Safe Adaptive Switching among Dynamical Movement Primitives: Application to 3D Limit-Cycle Walkers
Sushant Veer, Ioannis Poulakakis

TL;DR
This paper introduces a control-theoretic framework for safely switching among dynamical movement primitives in robotic systems, demonstrated on a 3D walking robot that adapts to external disturbances.
Contribution
It presents a novel safety-aware planning method for dynamical primitives, ensuring safe execution under disturbances, with application to 3D limit-cycle walking robots.
Findings
Successfully generated safe motion plans for a 3D walking robot.
Demonstrated adaptation to persistent external forces.

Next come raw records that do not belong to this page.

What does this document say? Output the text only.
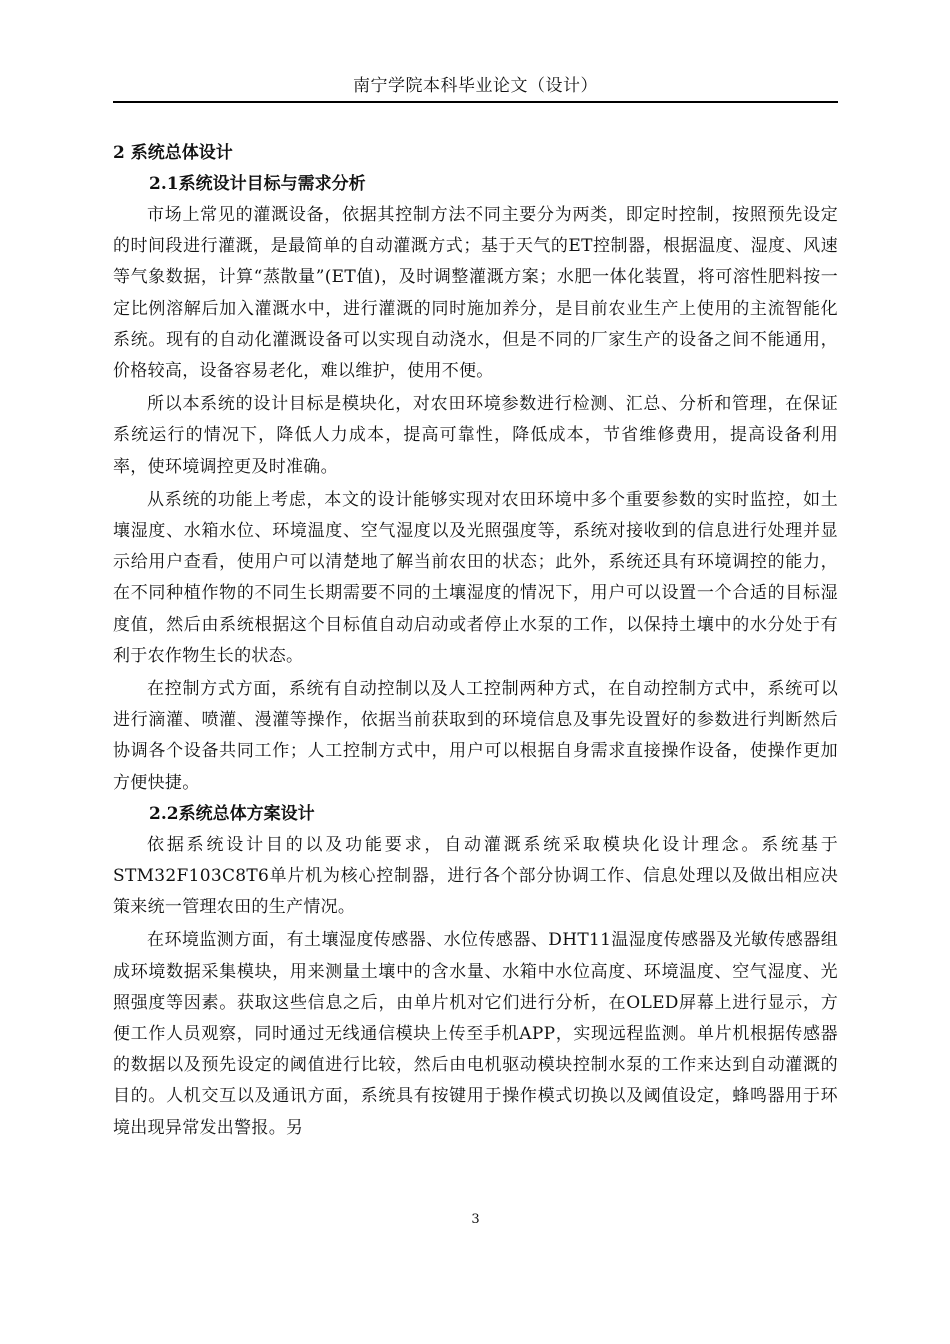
南宁学院本科毕业论文（设计）
2 系统总体设计
2.1系统设计目标与需求分析

市场上常见的灌溉设备，依据其控制方法不同主要分为两类，即定时控制，按照预先设定的时间段进行灌溉，是最简单的自动灌溉方式；基于天气的ET控制器，根据温度、湿度、风速等气象数据，计算“蒸散量”(ET值)，及时调整灌溉方案；水肥一体化装置，将可溶性肥料按一定比例溶解后加入灌溉水中，进行灌溉的同时施加养分，是目前农业生产上使用的主流智能化系统。现有的自动化灌溉设备可以实现自动浇水，但是不同的厂家生产的设备之间不能通用，价格较高，设备容易老化，难以维护，使用不便。

所以本系统的设计目标是模块化，对农田环境参数进行检测、汇总、分析和管理，在保证系统运行的情况下，降低人力成本，提高可靠性，降低成本，节省维修费用，提高设备利用率，使环境调控更及时准确。

从系统的功能上考虑，本文的设计能够实现对农田环境中多个重要参数的实时监控，如土壤湿度、水箱水位、环境温度、空气湿度以及光照强度等，系统对接收到的信息进行处理并显示给用户查看，使用户可以清楚地了解当前农田的状态；此外，系统还具有环境调控的能力，在不同种植作物的不同生长期需要不同的土壤湿度的情况下，用户可以设置一个合适的目标湿度值，然后由系统根据这个目标值自动启动或者停止水泵的工作，以保持土壤中的水分处于有利于农作物生长的状态。

在控制方式方面，系统有自动控制以及人工控制两种方式，在自动控制方式中，系统可以进行滴灌、喷灌、漫灌等操作，依据当前获取到的环境信息及事先设置好的参数进行判断然后协调各个设备共同工作；人工控制方式中，用户可以根据自身需求直接操作设备，使操作更加方便快捷。

2.2系统总体方案设计

依据系统设计目的以及功能要求，自动灌溉系统采取模块化设计理念。系统基于STM32F103C8T6单片机为核心控制器，进行各个部分协调工作、信息处理以及做出相应决策来统一管理农田的生产情况。

在环境监测方面，有土壤湿度传感器、水位传感器、DHT11温湿度传感器及光敏传感器组成环境数据采集模块，用来测量土壤中的含水量、水箱中水位高度、环境温度、空气湿度、光照强度等因素。获取这些信息之后，由单片机对它们进行分析，在OLED屏幕上进行显示，方便工作人员观察，同时通过无线通信模块上传至手机APP，实现远程监测。单片机根据传感器的数据以及预先设定的阈值进行比较，然后由电机驱动模块控制水泵的工作来达到自动灌溉的目的。人机交互以及通讯方面，系统具有按键用于操作模式切换以及阈值设定，蜂鸣器用于环境出现异常发出警报。另

3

Enhanced safety in primitive switching under disturbances.
Abstract
Complex motions for robots are frequently generated by switching among a collection of individual movement primitives. We use this approach to formulate robot motion plans as sequences of primitives to be executed one after the other. When dealing with dynamical movement primitives, besides accomplishing the high-level objective, planners must also reason about the effect of the plan's execution on the safety of the platform. This task becomes more daunting in the presence of disturbances, such as external forces. To alleviate this issue, we present a framework that builds on rigorous control-theoretic tools to generate safely-executable motion plans for externally excited robotic systems. Our framework is illustrated on a 3D limit-cycle gait bipedal robot that adapts its walking pattern to persistent external forcing.